Christine was a senior at Gordon College in Wenham, MA this past year, and she started making an impact before the school year even started. Already in the summer of 2017, she was organizing a van to take interested students to the local farmers market for the month of September to expose them to their local food system and to give them access to fresh fruits and vegetables. After September, she turned her attention to hosting Kyle Meyaard-Schaap, Y.E.C.A.’s national organizer and spokesperson, on campus for chapel, a lecture, a workshop, and several class visits, engaging almost 1,000 of her peers over the two-day visit. However, her primary focus over the year was toward her big project goal: pushing for solar panels as her senior class gift. Through her persistent and winsome advocacy, Christine succeeded in having the class gift approved. However, that was when her work truly began—getting 80% of her class to donate to the gift. Through creative marketing, compelling messaging, and an easy app-based giving option, Christine succeeded at engaging the vast majority of her class in donating to the gift.

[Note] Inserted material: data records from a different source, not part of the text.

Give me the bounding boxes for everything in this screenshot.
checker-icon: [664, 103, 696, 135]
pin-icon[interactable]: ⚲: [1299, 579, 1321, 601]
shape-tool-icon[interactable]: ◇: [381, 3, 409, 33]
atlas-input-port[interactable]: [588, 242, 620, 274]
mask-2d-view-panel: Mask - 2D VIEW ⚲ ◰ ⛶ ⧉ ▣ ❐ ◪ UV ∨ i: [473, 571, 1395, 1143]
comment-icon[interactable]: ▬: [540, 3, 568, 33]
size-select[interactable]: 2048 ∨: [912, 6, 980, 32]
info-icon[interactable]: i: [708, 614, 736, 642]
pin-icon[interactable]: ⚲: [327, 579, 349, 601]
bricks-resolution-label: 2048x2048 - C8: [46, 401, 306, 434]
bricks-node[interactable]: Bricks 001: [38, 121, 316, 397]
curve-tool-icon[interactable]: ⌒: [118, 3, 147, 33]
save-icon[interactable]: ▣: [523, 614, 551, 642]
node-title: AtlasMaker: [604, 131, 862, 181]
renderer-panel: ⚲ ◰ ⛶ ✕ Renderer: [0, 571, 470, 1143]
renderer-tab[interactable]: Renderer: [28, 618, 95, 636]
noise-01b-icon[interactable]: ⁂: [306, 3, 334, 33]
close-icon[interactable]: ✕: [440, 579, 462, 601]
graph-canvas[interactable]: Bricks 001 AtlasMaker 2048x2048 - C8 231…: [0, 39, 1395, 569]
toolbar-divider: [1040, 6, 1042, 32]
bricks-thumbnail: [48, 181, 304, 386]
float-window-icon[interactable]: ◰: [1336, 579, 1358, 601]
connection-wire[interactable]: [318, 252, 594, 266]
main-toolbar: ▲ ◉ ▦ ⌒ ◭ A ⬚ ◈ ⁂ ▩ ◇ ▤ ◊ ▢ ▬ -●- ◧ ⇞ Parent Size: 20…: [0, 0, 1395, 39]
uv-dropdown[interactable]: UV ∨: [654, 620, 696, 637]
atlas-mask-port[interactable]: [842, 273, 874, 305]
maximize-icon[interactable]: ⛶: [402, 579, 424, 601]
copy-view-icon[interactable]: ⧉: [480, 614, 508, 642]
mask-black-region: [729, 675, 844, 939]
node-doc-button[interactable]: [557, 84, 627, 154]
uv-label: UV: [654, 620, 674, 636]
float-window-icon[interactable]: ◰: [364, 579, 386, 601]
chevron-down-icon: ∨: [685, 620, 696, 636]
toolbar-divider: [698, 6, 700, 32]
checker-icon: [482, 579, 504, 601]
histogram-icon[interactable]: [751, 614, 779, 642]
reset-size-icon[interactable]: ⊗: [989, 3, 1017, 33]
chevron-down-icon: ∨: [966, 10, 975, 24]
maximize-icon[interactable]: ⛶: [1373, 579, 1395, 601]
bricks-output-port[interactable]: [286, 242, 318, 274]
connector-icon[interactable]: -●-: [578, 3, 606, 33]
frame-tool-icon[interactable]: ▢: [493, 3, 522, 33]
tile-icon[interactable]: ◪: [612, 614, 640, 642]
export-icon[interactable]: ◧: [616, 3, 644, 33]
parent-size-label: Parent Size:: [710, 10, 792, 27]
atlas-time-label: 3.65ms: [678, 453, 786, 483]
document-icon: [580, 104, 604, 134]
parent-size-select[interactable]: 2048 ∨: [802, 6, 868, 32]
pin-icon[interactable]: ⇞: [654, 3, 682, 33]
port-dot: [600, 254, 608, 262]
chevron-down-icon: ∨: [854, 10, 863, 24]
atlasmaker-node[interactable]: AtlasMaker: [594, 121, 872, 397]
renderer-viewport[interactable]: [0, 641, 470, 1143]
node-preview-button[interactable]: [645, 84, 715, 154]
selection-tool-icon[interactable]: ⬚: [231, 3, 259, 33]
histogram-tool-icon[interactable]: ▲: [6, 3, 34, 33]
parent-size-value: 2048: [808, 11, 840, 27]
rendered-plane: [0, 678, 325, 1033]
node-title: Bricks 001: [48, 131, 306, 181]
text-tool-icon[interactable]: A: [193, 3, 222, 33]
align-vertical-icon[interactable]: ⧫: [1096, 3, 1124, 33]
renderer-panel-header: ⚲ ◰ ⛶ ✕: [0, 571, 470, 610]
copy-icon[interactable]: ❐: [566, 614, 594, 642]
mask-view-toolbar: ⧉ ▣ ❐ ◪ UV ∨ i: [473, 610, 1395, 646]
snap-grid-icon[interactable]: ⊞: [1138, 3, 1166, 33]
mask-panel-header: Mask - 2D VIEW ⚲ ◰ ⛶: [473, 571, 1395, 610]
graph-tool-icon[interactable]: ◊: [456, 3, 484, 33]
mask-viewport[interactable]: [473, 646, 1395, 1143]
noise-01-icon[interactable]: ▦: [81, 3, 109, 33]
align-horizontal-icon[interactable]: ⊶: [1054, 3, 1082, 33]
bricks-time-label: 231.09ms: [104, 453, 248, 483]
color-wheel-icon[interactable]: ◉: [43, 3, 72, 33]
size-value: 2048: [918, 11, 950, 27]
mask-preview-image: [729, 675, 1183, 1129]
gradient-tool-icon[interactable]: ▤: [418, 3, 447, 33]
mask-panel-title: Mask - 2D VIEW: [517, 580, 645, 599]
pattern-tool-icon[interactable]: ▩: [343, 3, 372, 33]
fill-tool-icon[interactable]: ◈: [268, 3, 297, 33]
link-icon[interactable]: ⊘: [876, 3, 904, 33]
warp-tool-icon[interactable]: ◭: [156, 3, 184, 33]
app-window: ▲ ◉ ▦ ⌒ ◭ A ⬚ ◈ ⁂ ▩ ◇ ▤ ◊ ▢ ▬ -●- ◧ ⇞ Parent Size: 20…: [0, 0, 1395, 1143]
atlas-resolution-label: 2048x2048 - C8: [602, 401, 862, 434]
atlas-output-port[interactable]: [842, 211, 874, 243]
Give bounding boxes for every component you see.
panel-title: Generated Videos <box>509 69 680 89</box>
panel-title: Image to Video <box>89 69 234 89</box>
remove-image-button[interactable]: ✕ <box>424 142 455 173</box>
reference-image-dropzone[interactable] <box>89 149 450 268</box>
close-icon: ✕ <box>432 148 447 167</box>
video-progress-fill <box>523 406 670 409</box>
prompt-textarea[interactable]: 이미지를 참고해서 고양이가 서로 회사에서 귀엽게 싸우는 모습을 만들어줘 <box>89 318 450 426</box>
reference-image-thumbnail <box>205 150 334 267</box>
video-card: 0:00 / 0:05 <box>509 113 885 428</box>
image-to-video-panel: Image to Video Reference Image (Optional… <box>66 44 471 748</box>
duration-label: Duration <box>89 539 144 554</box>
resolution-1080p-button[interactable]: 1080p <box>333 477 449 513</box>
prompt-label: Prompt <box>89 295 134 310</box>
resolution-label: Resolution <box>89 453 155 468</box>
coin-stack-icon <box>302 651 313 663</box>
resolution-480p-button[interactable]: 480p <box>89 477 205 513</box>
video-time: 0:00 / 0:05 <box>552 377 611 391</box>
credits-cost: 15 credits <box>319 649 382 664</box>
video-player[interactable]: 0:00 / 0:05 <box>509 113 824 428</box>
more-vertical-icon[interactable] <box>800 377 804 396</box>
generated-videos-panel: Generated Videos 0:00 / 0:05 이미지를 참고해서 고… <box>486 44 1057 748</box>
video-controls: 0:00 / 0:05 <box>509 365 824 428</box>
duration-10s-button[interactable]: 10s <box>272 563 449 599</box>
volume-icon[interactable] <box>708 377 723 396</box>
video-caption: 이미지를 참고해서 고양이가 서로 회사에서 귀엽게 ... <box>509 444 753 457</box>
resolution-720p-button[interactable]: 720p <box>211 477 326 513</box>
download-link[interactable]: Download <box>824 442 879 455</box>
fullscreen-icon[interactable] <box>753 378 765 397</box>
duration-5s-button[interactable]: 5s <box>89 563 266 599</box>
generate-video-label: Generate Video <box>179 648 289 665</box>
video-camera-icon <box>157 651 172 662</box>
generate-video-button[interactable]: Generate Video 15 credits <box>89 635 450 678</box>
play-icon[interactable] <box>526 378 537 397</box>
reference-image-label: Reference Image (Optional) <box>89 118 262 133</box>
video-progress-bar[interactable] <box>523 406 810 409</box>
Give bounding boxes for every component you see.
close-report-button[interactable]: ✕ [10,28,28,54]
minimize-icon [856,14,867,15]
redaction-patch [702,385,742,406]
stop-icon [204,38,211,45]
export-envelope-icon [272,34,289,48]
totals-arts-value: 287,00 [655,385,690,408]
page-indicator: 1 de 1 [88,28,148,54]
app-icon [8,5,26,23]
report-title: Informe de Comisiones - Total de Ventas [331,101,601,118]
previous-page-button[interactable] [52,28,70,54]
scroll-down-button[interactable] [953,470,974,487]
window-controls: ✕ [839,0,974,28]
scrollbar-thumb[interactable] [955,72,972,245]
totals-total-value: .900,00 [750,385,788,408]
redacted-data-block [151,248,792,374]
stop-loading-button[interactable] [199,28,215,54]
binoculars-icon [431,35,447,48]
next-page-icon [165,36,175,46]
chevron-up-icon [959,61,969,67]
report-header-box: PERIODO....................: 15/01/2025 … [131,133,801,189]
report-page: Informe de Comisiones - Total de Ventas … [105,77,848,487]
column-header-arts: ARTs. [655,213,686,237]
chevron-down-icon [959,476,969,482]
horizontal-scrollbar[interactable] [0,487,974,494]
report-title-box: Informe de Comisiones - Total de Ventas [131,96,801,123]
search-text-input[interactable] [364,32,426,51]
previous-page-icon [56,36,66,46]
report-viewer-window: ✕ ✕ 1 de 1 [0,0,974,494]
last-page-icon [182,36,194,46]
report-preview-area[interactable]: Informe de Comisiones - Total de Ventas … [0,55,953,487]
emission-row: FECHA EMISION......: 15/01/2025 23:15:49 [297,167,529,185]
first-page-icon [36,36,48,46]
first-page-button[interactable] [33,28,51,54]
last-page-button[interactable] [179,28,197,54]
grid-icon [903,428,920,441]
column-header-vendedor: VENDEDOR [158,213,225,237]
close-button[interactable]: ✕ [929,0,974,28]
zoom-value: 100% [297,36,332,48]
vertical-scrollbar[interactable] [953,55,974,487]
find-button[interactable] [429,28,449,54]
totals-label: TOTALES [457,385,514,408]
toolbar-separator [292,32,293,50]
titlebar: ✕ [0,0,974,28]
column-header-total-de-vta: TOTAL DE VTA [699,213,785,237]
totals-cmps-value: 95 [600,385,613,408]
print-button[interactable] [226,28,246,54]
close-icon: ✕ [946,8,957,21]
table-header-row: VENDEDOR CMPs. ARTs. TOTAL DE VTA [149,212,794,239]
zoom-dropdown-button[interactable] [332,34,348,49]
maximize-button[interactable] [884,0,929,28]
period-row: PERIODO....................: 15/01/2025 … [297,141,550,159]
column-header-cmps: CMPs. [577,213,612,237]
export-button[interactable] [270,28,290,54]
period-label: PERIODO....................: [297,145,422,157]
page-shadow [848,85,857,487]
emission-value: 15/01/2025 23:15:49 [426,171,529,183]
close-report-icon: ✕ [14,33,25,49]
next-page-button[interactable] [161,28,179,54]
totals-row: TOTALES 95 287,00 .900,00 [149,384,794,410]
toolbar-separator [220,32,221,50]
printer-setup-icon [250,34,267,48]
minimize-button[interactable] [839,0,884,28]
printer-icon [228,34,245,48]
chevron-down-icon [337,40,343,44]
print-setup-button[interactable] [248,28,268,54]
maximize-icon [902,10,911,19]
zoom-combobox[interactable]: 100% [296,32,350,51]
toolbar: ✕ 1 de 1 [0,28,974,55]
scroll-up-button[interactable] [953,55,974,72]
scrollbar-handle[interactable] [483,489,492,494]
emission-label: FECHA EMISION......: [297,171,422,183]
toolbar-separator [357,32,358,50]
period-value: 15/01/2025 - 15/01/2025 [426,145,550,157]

As a result, solar panels will be erected on Grace Residence Hall in the fall!

Melody Zhang

A senior at the University of Michigan in Ann Arbor, MI, Melody focused most of her efforts this year not on her campus but in her church. Knox Presbyterian is a large congregation with a passion for justice issues, but creation care and climate change was almost nowhere on its radar. Melody wanted to change that, so she went to work—one conversation at a time. She found other members who were passionate about creation care and climate action but weren’t sure what to do about it or where to start. Eventually, Melody convened these 16 like-minded members together in a church group called “The Green Team”. Together, they advocated for everything from small changes at the church like buying bulk sugar for coffee and a “Bring Your Own Mug” campaign to larger changes like replacing over 300 fluorescent bulbs throughout the church with LEDs and hosting a Creation Care Sunday—complete with guest preacher, creation-based worship sets, and creation care take home materials. The Green Team has bigger goals in its sights moving forward, including reducing Knox’s food waste and greenhouse gas emissions.